Anche perché, a mio avviso, tutti questi aspetti rappresentano il “primo pensiero” di tanti “abituati” a trovare immediate soddisfazione nelle piccole cose e “disabituati” (spesso per colpa della politica) a cimentarsi nella costruzione di prospettive migliori e di lungo periodo.
Ciò in quanto i benefici della Fusione in primo luogo non possono contarsi tutti adesso, ma comunque non sono pochi: dall’esenzione dai tagli governativi alle forti sovvenzioni economiche provenienti dallo Stato e dalle Regioni, dalle deroghe al patto di stabilità alle economie di scala realizzate sulle utenze, sui lavori, sui servizi per il cittadino. Per non parlare del risparmio in termini di costi della politica; un solo Sindaco, un solo Consiglio, una sola Giunta, un solo revisore dei conti, ossia tutti risparmi netti che comportano altre nuove risorse da reinvestire immediatamente sul territorio o da utilizzare per ridurre la pressione fiscale sui cittadini. Vantaggi tangibili e del tutto impensabili per quei Comuni che invece si ostinano a voler fare (e morire) da soli.

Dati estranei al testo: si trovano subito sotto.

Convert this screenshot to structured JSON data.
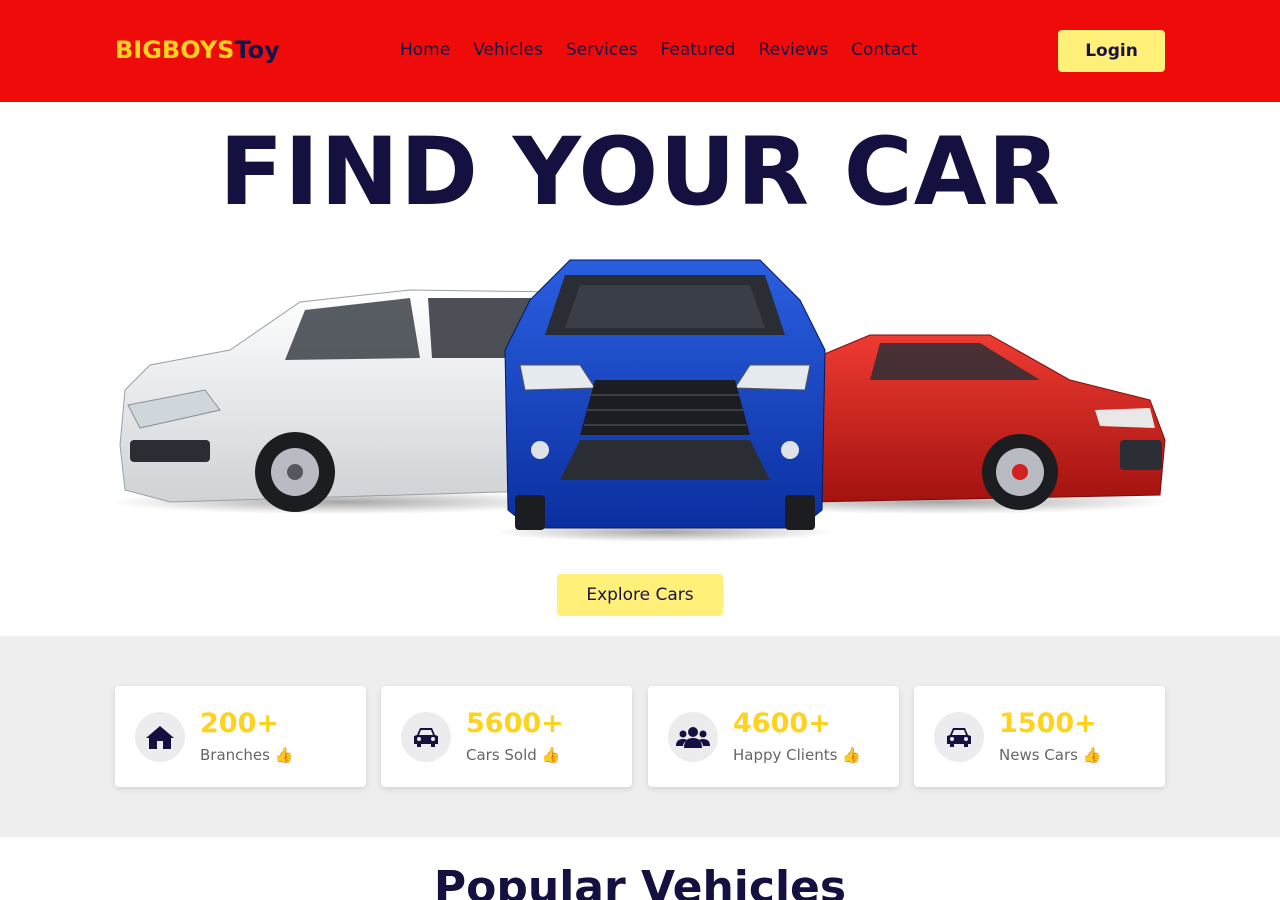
{
  "brand": {
    "part1": "BIGBOYS",
    "part2": "Toy"
  },
  "nav": {
    "items": [
      "Home",
      "Vehicles",
      "Services",
      "Featured",
      "Reviews",
      "Contact"
    ]
  },
  "header": {
    "login_label": "Login"
  },
  "hero": {
    "title": "FIND YOUR CAR",
    "cta_label": "Explore Cars",
    "image_alt": "three cars: white SUV, blue SUV, red sedan"
  },
  "stats": [
    {
      "value": "200+",
      "label": "Branches 👍",
      "icon": "home-icon"
    },
    {
      "value": "5600+",
      "label": "Cars Sold 👍",
      "icon": "car-icon"
    },
    {
      "value": "4600+",
      "label": "Happy Clients 👍",
      "icon": "users-icon"
    },
    {
      "value": "1500+",
      "label": "News Cars 👍",
      "icon": "car-icon"
    }
  ],
  "popular": {
    "title": "Popular Vehicles"
  },
  "colors": {
    "header_bg": "#f00b0b",
    "accent_yellow": "#ffd21e",
    "button_yellow": "#fff07a",
    "navy": "#14103f",
    "stats_bg": "#eeeeee"
  }
}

Un aspetto dunque, quello delle “buone pratiche e dell’ottimizzazione delle (maggiori) risorse”, centrale e fondamentale, ricco di aspetti che dimostrano come le risorse possano derivare, oltre che dagli stanziamenti previsti dalla legge, dagli ingenti risparmi di spesa e dalle opportunità economiche e di lavoro prodotte da un Comune nato dalla Fusione che è in grado, con le risorse innanzi descritte, di dotarsi di adeguate infrastrutture e servizi, di una razionale urbanistica e viabilità, di un’efficiente organizzazione amministrativa, di un corretto uso del territorio e dell’ambiente, di una valida programmazione economica, commerciale e turistica, in una sorta di circolo virtuoso, moltiplicatore, che consente alle risorse iniziali di generare altre risorse e altre economie di spesa.
La Fusione, dunque, è un approdo ineluttabile che non cancella i “municipi” ma li fa rivivere in una nuova veste amministrativa, la sola al momento capace di offrire alle popolazione di questi due paesi la possibilità di raggiungere “uno stato di benessere collettivo”.